Я в свою очередь рассердился.
— Я и не прятался! — Мне было неловко, что я невольно подслушал, я растерялся и, конечно, не вышел бы из роли свидетеля, пассивно наблюдающего за происходящим. Но непонятный страх Лукана, его неловкие попытки уничтожить опасную записку пробудили во мне подозрения: очевидно, тут нечто необычное, противозаконное, быть может, измена. Я дал волю своему гневу.
— Я зажгу тебе эту штуку. Я умею орудовать кремнем. — Через несколько минут я зажег светильник и три свечи в подсвечнике. — Вот. Теперь жги, что ты хотел жечь.
Он стоял молча, наблюдая за мной, слегка наклонив голову, недовольно нахмурив брови. Дрожащей рукой он поднес клочок папируса к пламени свечи, записка вспыхнула, стала свертываться, почернела. Лукан растер на полу осыпавшийся пепел. Потом устремил на меня взгляд своих черных непроницаемых глаз. Казалось, он совершенно выдохся.
— Должно быть, ты ничего не понимаешь.
Я задул светильник и свечи.
— Это меня не касается.
Он пристально поглядел мне в глаза и взял меня за руку.

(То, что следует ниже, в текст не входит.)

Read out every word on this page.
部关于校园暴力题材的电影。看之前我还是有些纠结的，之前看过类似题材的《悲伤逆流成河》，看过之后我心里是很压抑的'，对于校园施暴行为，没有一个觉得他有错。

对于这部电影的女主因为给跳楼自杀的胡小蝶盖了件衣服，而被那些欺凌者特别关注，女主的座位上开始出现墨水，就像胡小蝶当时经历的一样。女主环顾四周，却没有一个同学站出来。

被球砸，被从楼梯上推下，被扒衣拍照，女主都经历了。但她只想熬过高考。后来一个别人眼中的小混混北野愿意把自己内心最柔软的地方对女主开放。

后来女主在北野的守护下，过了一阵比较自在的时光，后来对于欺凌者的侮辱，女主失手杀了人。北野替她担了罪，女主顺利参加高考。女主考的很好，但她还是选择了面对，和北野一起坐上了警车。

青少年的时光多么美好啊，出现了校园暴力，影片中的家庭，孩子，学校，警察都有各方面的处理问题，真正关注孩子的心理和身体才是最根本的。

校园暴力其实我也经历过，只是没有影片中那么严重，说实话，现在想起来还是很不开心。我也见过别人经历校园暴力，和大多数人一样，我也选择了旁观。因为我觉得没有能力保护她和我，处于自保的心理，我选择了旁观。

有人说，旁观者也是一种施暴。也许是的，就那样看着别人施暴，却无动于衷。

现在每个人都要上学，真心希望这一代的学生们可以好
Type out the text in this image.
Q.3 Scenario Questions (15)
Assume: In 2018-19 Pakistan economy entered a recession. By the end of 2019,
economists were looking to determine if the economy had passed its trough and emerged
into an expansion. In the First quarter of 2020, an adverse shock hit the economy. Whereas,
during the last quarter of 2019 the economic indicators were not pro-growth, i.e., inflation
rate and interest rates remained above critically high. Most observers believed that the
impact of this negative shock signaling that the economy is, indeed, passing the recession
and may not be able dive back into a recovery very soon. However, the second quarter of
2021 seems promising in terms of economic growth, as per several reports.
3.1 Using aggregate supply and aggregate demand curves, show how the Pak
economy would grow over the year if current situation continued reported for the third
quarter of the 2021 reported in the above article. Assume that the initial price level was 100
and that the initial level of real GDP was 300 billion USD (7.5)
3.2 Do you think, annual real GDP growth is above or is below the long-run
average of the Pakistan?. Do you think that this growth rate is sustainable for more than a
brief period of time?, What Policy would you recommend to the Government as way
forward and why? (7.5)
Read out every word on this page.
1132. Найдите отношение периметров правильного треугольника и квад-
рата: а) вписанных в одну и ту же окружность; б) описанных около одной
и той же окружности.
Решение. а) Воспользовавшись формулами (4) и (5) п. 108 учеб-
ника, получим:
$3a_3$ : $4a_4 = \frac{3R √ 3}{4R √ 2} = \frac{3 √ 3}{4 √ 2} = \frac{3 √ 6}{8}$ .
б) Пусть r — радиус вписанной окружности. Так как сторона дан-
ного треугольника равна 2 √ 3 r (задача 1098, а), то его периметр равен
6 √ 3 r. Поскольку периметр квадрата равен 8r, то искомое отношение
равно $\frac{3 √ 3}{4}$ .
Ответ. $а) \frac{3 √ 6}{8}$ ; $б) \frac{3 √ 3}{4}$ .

— Могу ли я тебе довериться, Луций?
Тут я почувствовал свое превосходство, я был хозяином положения. Я был ему признателен за то, что он дал мне случай почувствовать свою власть. Я не ожидал этого от себя.
— Во всем, что достойно мужчины.
— Это главное, — прошептал он. — Что же достойно мужчины?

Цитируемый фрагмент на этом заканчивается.